A few notes on Veilid
A few days ago cDc launched the Veilid framework at DEF CON. The basic idea is that it’s a distributed network of nodes working peer-to-peer to provide a storage and communication layer capable of supporting modern social applications, without central servers or blockchains. Normally an app built on Veilid will embed a fully-functioning node, such that even iOS and Android users become part of the Veilid network, helping with the routing and data management while the app is running. The embedded node is written in cross-platform Rust (with Flutter bindings) and there’s also a headless server binary that you can control with a JSON API. Probably the best overview right now is the slide deck.
I’ve been looking at the docs and code and there’s a lot of clever stuff. Safety Routes and Private Routes provide Tor-like onion routing which allow a request’s sender and receiver to individually opt in or out of obscuring their location in the network. Support is built in to help nodes who are stuck behind NAT, or communicate with other peers on LAN.
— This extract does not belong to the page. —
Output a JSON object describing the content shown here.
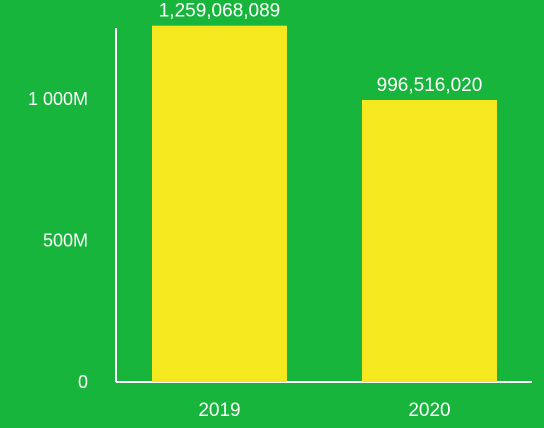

The most basic form of communication is the App Message and the App Call. These are a “statement” and a “request/response” respectively. You can target them at a specific peer, or if someone gave you a Private Route then you can funnel your message into that, so that they receive it without you ever knowing their real peer identity. This creates the fascinating possibility of sending/receiving messages and responding to requests without each side knowing who the other is.
Mostly though you aren’t supposed to think in terms of physical peers. One of Veilid’s main features is its DHT, into which you can publish records corresponding to one of two schema types. One schema is owned by a single key; whoever created the record can update its value again later. The other consists of multiple “members”, representing other users (public keys) who are allowed to set the value of their corresponding subkeys. This way you have a single DHT record that supports concurrent writing by different people.
When you set a DHT record in the network, a node will take responsibility for storing and serving it if their key is sufficiently “close” to that of the record. Least recently used data will be evicted, and of course nodes could go offline at any time, so Veilid creates some redundancy. Ultimately it’s up to the owner of the DHT record to reinsert it periodically if they want it to stick around.
While flexible, compared with your average embedded database these tools are somewhat primitive/unusual and the trick is to figure out how to write a full modern app on top of them. The as-yet-unreleased VeilidChat should offer a comprehensive example of how it’s done.
At this point, sadly, I’m losing enthusiasm. From this brief description you can see that every Veilid app is participating in the network and your device might become temporarily responsible for hosting a DHT record for something completely unrelated. These records can consist of subkey values up to 32 kB each with a total size limit of 1 MB, which is potentially a substantial document. In most sensible applications the record values will be opaque ciphertext so this would be pretty uncontroversial. However, you can of course insert a DHT record containing anything you like. I confirmed this suspicion on the Discord earlier.
<thombles> Am I following the code correctly when it seems there is no layer of encryption/hashing between the DHT key and the peer asked to store it? Or to put it more directly, if I choose to put a 32kB JPEG of Richard Stallman in a subkey and set it, at least one node in the network now has a picture of Richard Stallman in an sqlite database on their hard drive if they go to look for it?
<DilDog> Yes. Whether or not to encrypt the data and how is up to the key writers
<DilDog> Hmm
<DilDog> That said there is a device encryption key on the tabledb where storage keeps records.
<DilDog> And the key is In the protected store
<DilDog> So its not just hanging out there. But there’s not much we can do about this i dont think.
He’s quite right of course. And there’s no “encryption/hashing” trick available: if you’re hosting someone else’s ciphertext then it’s arbitrary binary so they can have you store whatever bytes they want.
It hard to see how Veilid could get around this. The designers needed some sort of persistence beyond when your device is online without relying on centralisation. You can’t just magic storage into existence. You have to borrow it from somebody. Thus you can send peers arbitrary data for (temporary) safekeeping/serving and the problem arises.
I’m being coy of course; I’m much less concerned about Richard Stallman than I am about JPEGs that would be illegal for me to possess. Personally I have a pretty low risk tolerance for those randomly existing on my PC or phone, even temporarily and in an encrypted form (since my device has the key). To some degree you accept this risk whenever you host an online service that accepts arbitrary data, but the risk feels elevated in the context of software that is explicitly designed to provide anonymous data sharing with onion routing.
I can’t square this circle. Communal storage networks are not going to be a solution for me. For all its flaws I’m happier with the federated approach: you know where your content is going to be stored and it will probably stay online for longer than on a DHT.